Scarlet Letter was important among the limited works that could afford to be published. It touches on important idea. But it's stilted language of a different society isn't better than modern language. Just as we don't consider Nathaniel Hawthorne stupid because he wouldn't easily understand a modern sentence like "An open source platform for building a writing space on the web."
And just 19 years later, Mark Twain published The Innocents Abroad, which I remember loving. I haven't looked at either in decades, but I'd bet that I'd still find The Scarlett Letter to be ponderous and boring and The Innocents Abroad to be an absolute delight in its subject matter, storytelling, and playful use of language.
Why do people like yourself have such an allergy to becoming familiar with the past? It is as small-minded to be parochially bound to your own time as it is to your own country. Think of it as analogous to learning Spanish or Chinese so you can understand people from those places.
Except it's much much easier because it's almost the same language, only a very, very, very slightly different dialect, that uses words that are still used, just a slightly different distribution of which are popular. Read a book or two from the 19th century and you'll find the rest easy.
When you admit that this is impenetrable to you you are admitting you've never tried for very long.

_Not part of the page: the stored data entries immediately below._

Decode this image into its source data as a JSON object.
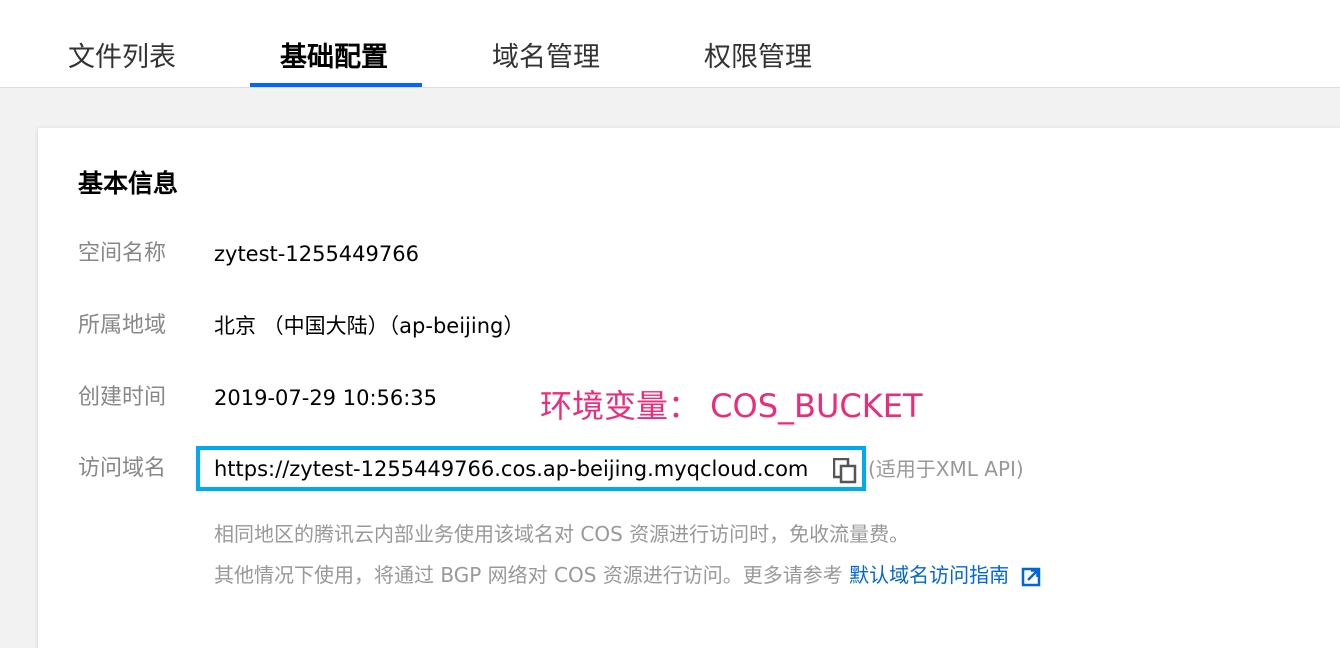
{
  "tabs": [
    {
      "label": "文件列表",
      "active": false
    },
    {
      "label": "基础配置",
      "active": true
    },
    {
      "label": "域名管理",
      "active": false
    },
    {
      "label": "权限管理",
      "active": false
    }
  ],
  "basic_info": {
    "title": "基本信息",
    "fields": [
      {
        "label": "空间名称",
        "value": "zytest-1255449766"
      },
      {
        "label": "所属地域",
        "value": "北京 （中国大陆）（ap-beijing）"
      },
      {
        "label": "创建时间",
        "value": "2019-07-29 10:56:35"
      },
      {
        "label": "访问域名",
        "value": "https://zytest-1255449766.cos.ap-beijing.myqcloud.com"
      }
    ],
    "xml_note": "(适用于XML API)",
    "note_line1": "相同地区的腾讯云内部业务使用该域名对 COS 资源进行访问时，免收流量费。",
    "note_line2": "其他情况下使用，将通过 BGP 网络对 COS 资源进行访问。更多请参考",
    "guide_link": "默认域名访问指南"
  },
  "annotation": "环境变量： COS_BUCKET",
  "icons": {
    "copy": "copy-icon",
    "external_link": "external-link-icon"
  },
  "colors": {
    "accent": "#0066ff",
    "annotation": "#ee2a7b",
    "highlight_border": "#00aaee",
    "link": "#0066dd"
  }
}
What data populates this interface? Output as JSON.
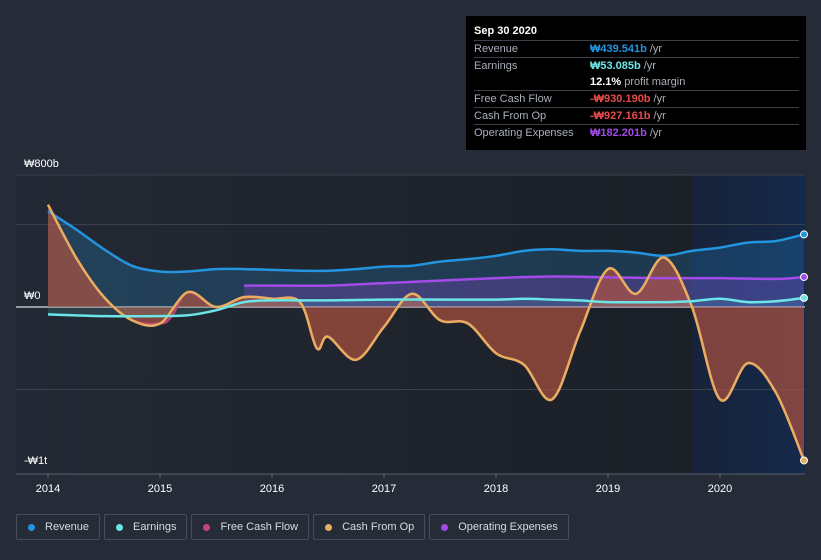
{
  "tooltip": {
    "date": "Sep 30 2020",
    "rows": [
      {
        "label": "Revenue",
        "value": "₩439.541b",
        "unit": "/yr",
        "color": "#2394df"
      },
      {
        "label": "Earnings",
        "value": "₩53.085b",
        "unit": "/yr",
        "color": "#6ce5e8"
      },
      {
        "label": "",
        "value": "12.1%",
        "unit": "profit margin",
        "color": "#ffffff"
      },
      {
        "label": "Free Cash Flow",
        "value": "-₩930.190b",
        "unit": "/yr",
        "color": "#e84a4a"
      },
      {
        "label": "Cash From Op",
        "value": "-₩927.161b",
        "unit": "/yr",
        "color": "#e84a4a"
      },
      {
        "label": "Operating Expenses",
        "value": "₩182.201b",
        "unit": "/yr",
        "color": "#a24be8"
      }
    ]
  },
  "legend": [
    {
      "label": "Revenue",
      "color": "#2394df"
    },
    {
      "label": "Earnings",
      "color": "#6ce5e8"
    },
    {
      "label": "Free Cash Flow",
      "color": "#c5437f"
    },
    {
      "label": "Cash From Op",
      "color": "#e8ae5f"
    },
    {
      "label": "Operating Expenses",
      "color": "#a24be8"
    }
  ],
  "chart_data": {
    "type": "line",
    "title": "",
    "xlabel": "",
    "ylabel": "",
    "ylim": [
      -1000,
      800
    ],
    "xlim": [
      2013.9,
      2020.75
    ],
    "y_ticks": [
      {
        "value": 800,
        "label": "₩800b"
      },
      {
        "value": 0,
        "label": "₩0"
      },
      {
        "value": -1000,
        "label": "-₩1t"
      }
    ],
    "gridlines_at": [
      800,
      500,
      0,
      -500
    ],
    "x_ticks": [
      "2014",
      "2015",
      "2016",
      "2017",
      "2018",
      "2019",
      "2020"
    ],
    "x_tick_values": [
      2014,
      2015,
      2016,
      2017,
      2018,
      2019,
      2020
    ],
    "forecast_shade_from": 2019.75,
    "legend_position": "bottom-left",
    "series": [
      {
        "name": "Revenue",
        "color": "#2394df",
        "x": [
          2014.0,
          2014.25,
          2014.5,
          2014.75,
          2015.0,
          2015.25,
          2015.5,
          2015.75,
          2016.0,
          2016.25,
          2016.5,
          2016.75,
          2017.0,
          2017.25,
          2017.5,
          2017.75,
          2018.0,
          2018.25,
          2018.5,
          2018.75,
          2019.0,
          2019.25,
          2019.5,
          2019.75,
          2020.0,
          2020.25,
          2020.5,
          2020.75
        ],
        "values": [
          580,
          470,
          350,
          250,
          215,
          215,
          230,
          230,
          225,
          220,
          220,
          230,
          245,
          250,
          275,
          290,
          310,
          340,
          350,
          340,
          340,
          330,
          310,
          340,
          360,
          390,
          400,
          440
        ]
      },
      {
        "name": "Earnings",
        "color": "#6ce5e8",
        "x": [
          2014.0,
          2014.5,
          2015.0,
          2015.25,
          2015.5,
          2015.75,
          2016.0,
          2016.5,
          2017.0,
          2017.5,
          2018.0,
          2018.25,
          2018.5,
          2018.75,
          2019.0,
          2019.5,
          2019.75,
          2020.0,
          2020.25,
          2020.5,
          2020.75
        ],
        "values": [
          -45,
          -55,
          -55,
          -50,
          -20,
          30,
          40,
          40,
          45,
          45,
          45,
          50,
          45,
          40,
          30,
          30,
          35,
          50,
          30,
          35,
          55
        ]
      },
      {
        "name": "Free Cash Flow",
        "color": "#c5437f",
        "x": [
          2014.0,
          2014.25,
          2014.5,
          2014.75,
          2015.0,
          2015.1,
          2015.25,
          2015.5,
          2015.75,
          2016.0,
          2016.25,
          2016.4,
          2016.5,
          2016.75,
          2017.0,
          2017.25,
          2017.5,
          2017.75,
          2018.0,
          2018.25,
          2018.5,
          2018.75,
          2019.0,
          2019.25,
          2019.5,
          2019.75,
          2020.0,
          2020.25,
          2020.5,
          2020.75
        ],
        "values": [
          620,
          300,
          60,
          -80,
          -100,
          -60,
          90,
          0,
          60,
          50,
          30,
          -250,
          -180,
          -320,
          -120,
          80,
          -80,
          -100,
          -280,
          -350,
          -560,
          -150,
          230,
          80,
          300,
          0,
          -560,
          -340,
          -520,
          -930
        ]
      },
      {
        "name": "Cash From Op",
        "color": "#e8ae5f",
        "x": [
          2014.0,
          2014.25,
          2014.5,
          2014.75,
          2015.0,
          2015.25,
          2015.5,
          2015.75,
          2016.0,
          2016.25,
          2016.4,
          2016.5,
          2016.75,
          2017.0,
          2017.25,
          2017.5,
          2017.75,
          2018.0,
          2018.25,
          2018.5,
          2018.75,
          2019.0,
          2019.25,
          2019.5,
          2019.75,
          2020.0,
          2020.25,
          2020.5,
          2020.75
        ],
        "values": [
          620,
          300,
          60,
          -80,
          -100,
          90,
          0,
          60,
          50,
          30,
          -250,
          -180,
          -320,
          -120,
          80,
          -80,
          -100,
          -280,
          -350,
          -560,
          -150,
          230,
          80,
          300,
          0,
          -560,
          -340,
          -520,
          -930
        ]
      },
      {
        "name": "Operating Expenses",
        "color": "#a24be8",
        "x": [
          2015.75,
          2016.0,
          2016.5,
          2017.0,
          2017.5,
          2018.0,
          2018.5,
          2019.0,
          2019.5,
          2020.0,
          2020.5,
          2020.75
        ],
        "values": [
          130,
          130,
          130,
          145,
          160,
          175,
          185,
          180,
          175,
          175,
          170,
          182
        ]
      }
    ]
  }
}
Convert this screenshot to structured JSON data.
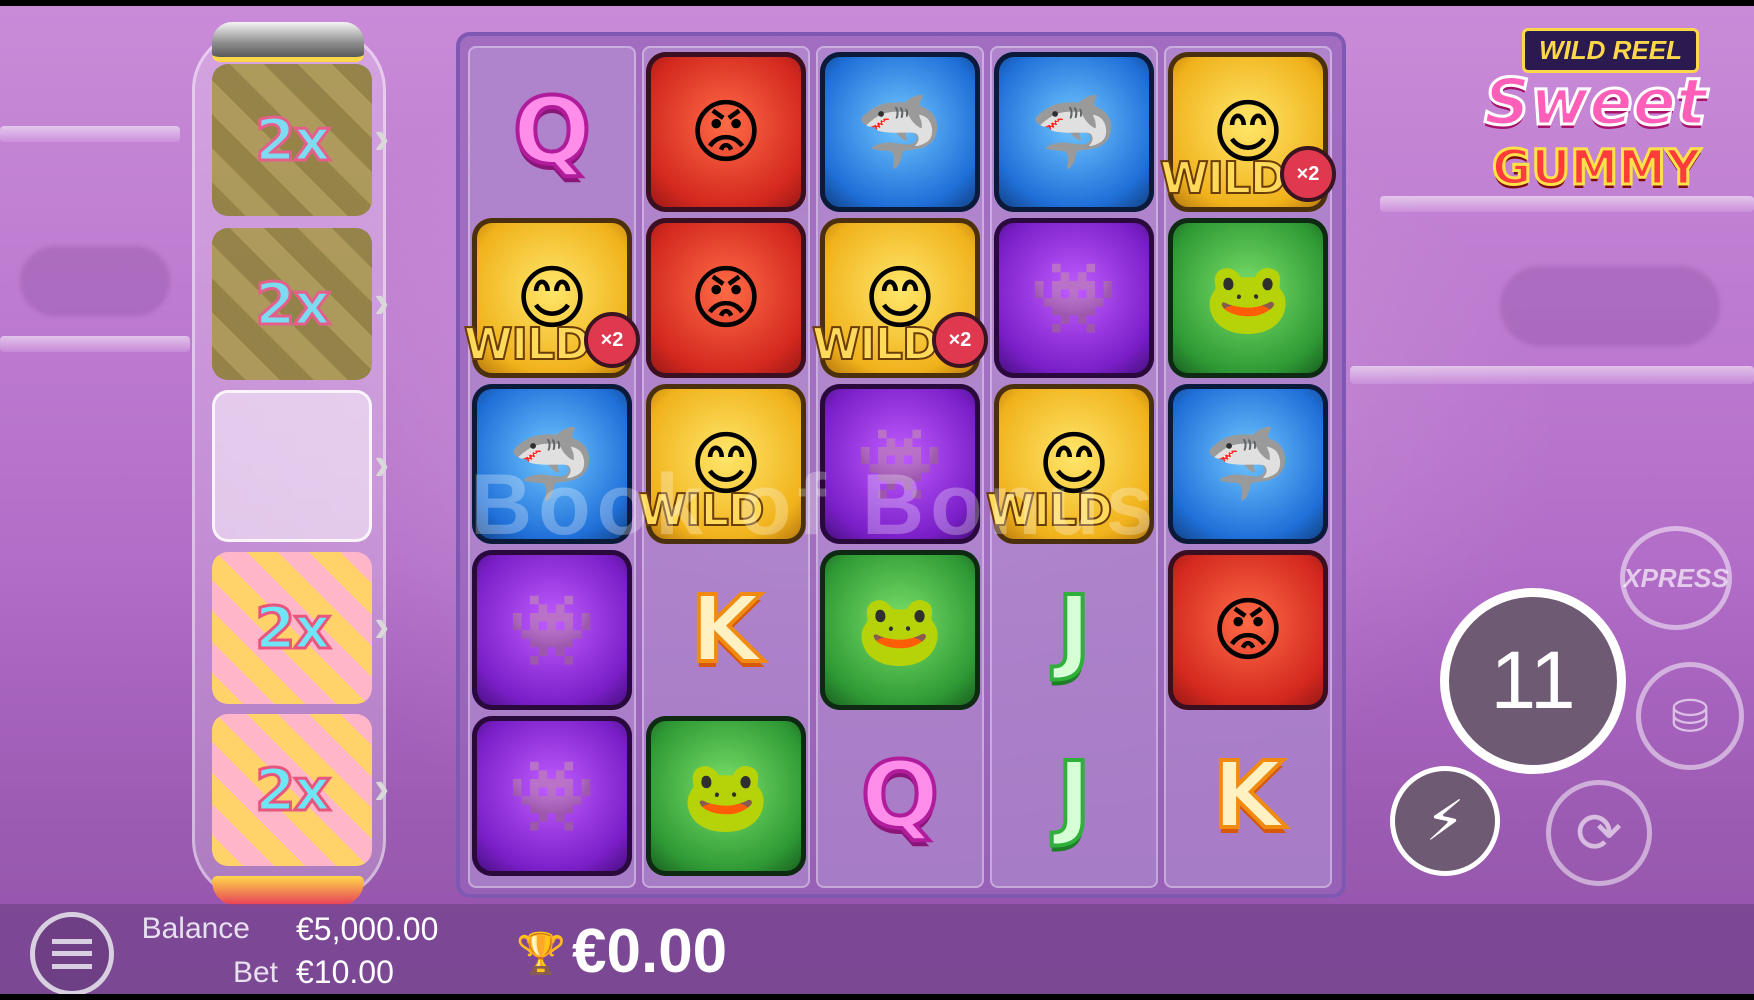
{
  "game": {
    "logo_top": "WILD REEL",
    "logo_main": "Sweet",
    "logo_sub": "GUMMY"
  },
  "multipliers": [
    {
      "value": "2x",
      "state": "dark"
    },
    {
      "value": "2x",
      "state": "dark"
    },
    {
      "value": "",
      "state": "empty"
    },
    {
      "value": "2x",
      "state": "light"
    },
    {
      "value": "2x",
      "state": "light"
    }
  ],
  "reels": [
    [
      {
        "type": "letter",
        "text": "Q",
        "style": "q"
      },
      {
        "type": "wild",
        "color": "yellow",
        "label": "WILD",
        "badge": "×2"
      },
      {
        "type": "monster",
        "color": "blue"
      },
      {
        "type": "monster",
        "color": "purple"
      },
      {
        "type": "monster",
        "color": "purple"
      }
    ],
    [
      {
        "type": "monster",
        "color": "red"
      },
      {
        "type": "monster",
        "color": "red"
      },
      {
        "type": "wild",
        "color": "yellow",
        "label": "WILD",
        "badge": ""
      },
      {
        "type": "letter",
        "text": "K",
        "style": "k"
      },
      {
        "type": "monster",
        "color": "green"
      }
    ],
    [
      {
        "type": "monster",
        "color": "blue"
      },
      {
        "type": "wild",
        "color": "yellow",
        "label": "WILD",
        "badge": "×2"
      },
      {
        "type": "monster",
        "color": "purple"
      },
      {
        "type": "monster",
        "color": "green"
      },
      {
        "type": "letter",
        "text": "Q",
        "style": "q"
      }
    ],
    [
      {
        "type": "monster",
        "color": "blue"
      },
      {
        "type": "monster",
        "color": "purple"
      },
      {
        "type": "wild",
        "color": "yellow",
        "label": "WILD",
        "badge": ""
      },
      {
        "type": "letter",
        "text": "J",
        "style": "j"
      },
      {
        "type": "letter",
        "text": "J",
        "style": "j"
      }
    ],
    [
      {
        "type": "wild",
        "color": "yellow",
        "label": "WILD",
        "badge": "×2"
      },
      {
        "type": "monster",
        "color": "green"
      },
      {
        "type": "monster",
        "color": "blue"
      },
      {
        "type": "monster",
        "color": "red"
      },
      {
        "type": "letter",
        "text": "K",
        "style": "k"
      }
    ]
  ],
  "watermark": "Book of Bonus",
  "controls": {
    "spins_remaining": "11",
    "xpress_label": "XPRESS",
    "turbo_icon": "lightning-icon",
    "coins_icon": "coins-stack-icon",
    "autoplay_icon": "autoplay-icon"
  },
  "footer": {
    "balance_label": "Balance",
    "balance_value": "€5,000.00",
    "bet_label": "Bet",
    "bet_value": "€10.00",
    "win_value": "€0.00"
  },
  "colors": {
    "background": "#b874cc",
    "grid_border": "#7e58b3",
    "multiplier_text": "#6fe6f6"
  }
}
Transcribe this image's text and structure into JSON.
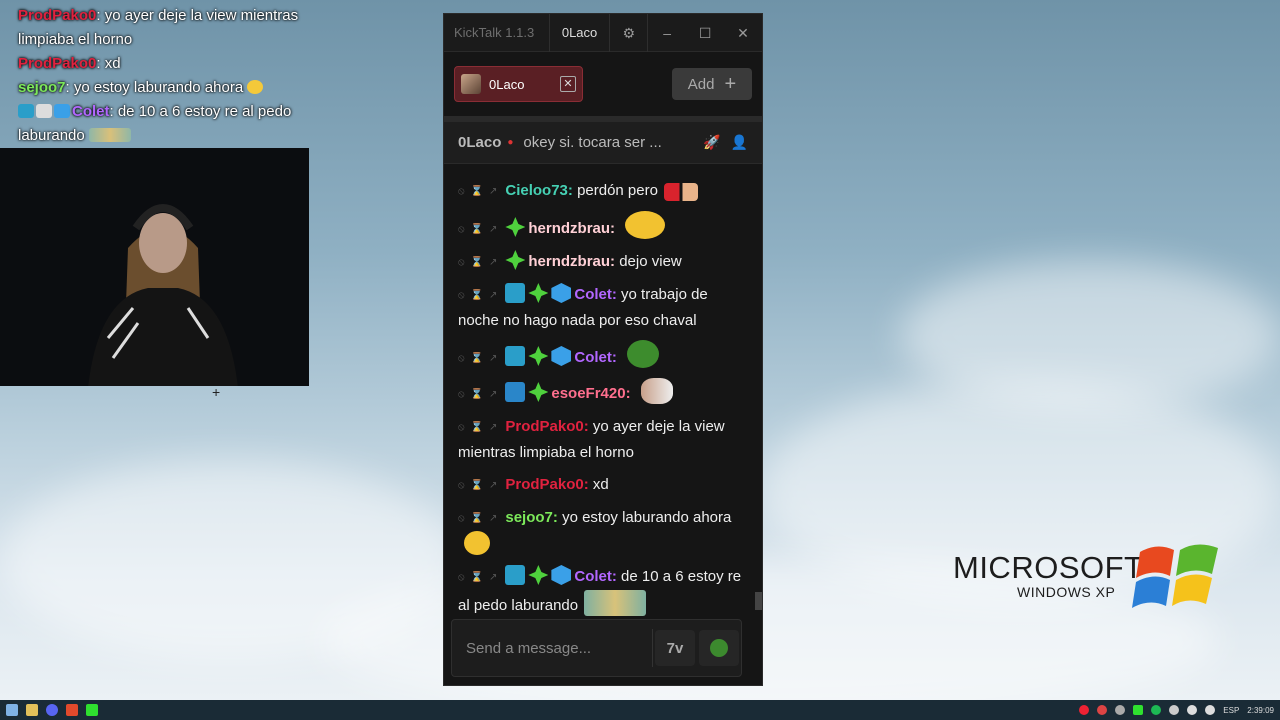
{
  "overlay_chat": [
    {
      "user": "ProdPako0",
      "color": "#e0223f",
      "text": "yo ayer deje la view mientras limpiaba el horno"
    },
    {
      "user": "ProdPako0",
      "color": "#e0223f",
      "text": "xd"
    },
    {
      "user": "sejoo7",
      "color": "#7ce85a",
      "text": "yo estoy laburando ahora"
    },
    {
      "user": "Colet",
      "color": "#b267ff",
      "text": "de 10 a 6 estoy re al pedo laburando"
    }
  ],
  "window": {
    "app_title": "KickTalk 1.1.3",
    "user_tab": "0Laco",
    "minimize": "–",
    "maximize": "☐",
    "close": "✕"
  },
  "tabs": {
    "active_channel": "0Laco",
    "close_label": "✕",
    "add_label": "Add",
    "add_icon": "+"
  },
  "pinned": {
    "channel": "0Laco",
    "message": "okey si. tocara ser ..."
  },
  "messages": [
    {
      "user": "Cieloo73",
      "color": "#46d1b4",
      "text": "perdón pero",
      "badges": [],
      "emote": "heart-bandage"
    },
    {
      "user": "herndzbrau",
      "color": "#ffd0d6",
      "text": "",
      "badges": [
        "sub"
      ],
      "emote": "wave"
    },
    {
      "user": "herndzbrau",
      "color": "#ffd0d6",
      "text": "dejo view",
      "badges": [
        "sub"
      ],
      "emote": ""
    },
    {
      "user": "Colet",
      "color": "#b267ff",
      "text": "yo trabajo de noche no hago nada por eso chaval",
      "badges": [
        "og",
        "sub",
        "cube"
      ],
      "emote": ""
    },
    {
      "user": "Colet",
      "color": "#b267ff",
      "text": "",
      "badges": [
        "og",
        "sub",
        "cube"
      ],
      "emote": "pepe"
    },
    {
      "user": "esoeFr420",
      "color": "#ff6f8e",
      "text": "",
      "badges": [
        "mod",
        "sub"
      ],
      "emote": "point"
    },
    {
      "user": "ProdPako0",
      "color": "#e0223f",
      "text": "yo ayer deje la view mientras limpiaba el horno",
      "badges": [],
      "emote": ""
    },
    {
      "user": "ProdPako0",
      "color": "#e0223f",
      "text": "xd",
      "badges": [],
      "emote": ""
    },
    {
      "user": "sejoo7",
      "color": "#7ce85a",
      "text": "yo estoy laburando ahora",
      "badges": [],
      "emote": "hardhat"
    },
    {
      "user": "Colet",
      "color": "#b267ff",
      "text": "de 10 a 6 estoy re al pedo laburando",
      "badges": [
        "og",
        "sub",
        "cube"
      ],
      "emote": "wide"
    }
  ],
  "input": {
    "placeholder": "Send a message..."
  },
  "desktop": {
    "logo_main": "MICROSOFT",
    "logo_sub": "WINDOWS XP"
  },
  "taskbar": {
    "lang": "ESP",
    "time": "2:39:09"
  }
}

Not a single word in that sentence is uncommon today other than "edifice" (though any romance language speaker would understand it), as well as the fact that the average urbanite today does not know the names of many common weeds (but context makes that irrelevant)
Nathanial Hawthorne had no ability to converse with the future, but we have the ability, if we choose it, and a responsibility, to understand the past, so we can learn from it and make good choices in the future.
Almost any company now. If you're not growing faster or making more profit than you were last quarter, forever, the entire world will crash, apparently.
It's not that well-written. It's mostly a literary review with a paragraph about silicon shoe-horned in at the end to try to bring home some kind of thesis.
For what it's worth I absolutely loathe this writing style. Just look at this sentence:
> No longer open to the pressing torque of divinities and djinns, we moderns are closed off and shut down, buffered and buttressed, marching efficiently through our merely material world, grim-faced assassins of mystery.
You could say instead: "Since the Enlightenment people believe in magic less."
Come on, "buffered and buttressed", really?!
This article is one close to my heart but the pompous writing put me off.
Ah, yes, an article about deals with the devil should be straight to the point for the effortless efficiency that only the best bureaucracy can provide. As I tell my team, "bottom line up front, folks!". I hope I have understood you here so please understand me - that is meant with irony but not sarcasm. Perhaps there is a reason for the purple prose, if we only could find it.
This happens every time an article from the new yorker is posted. Now we will mostly talk about this, about the merits or pointlessness of literary nonfiction and literature in general. Maybe recommend each other some brandon sanderson or malcolm gladwell and all have a great time.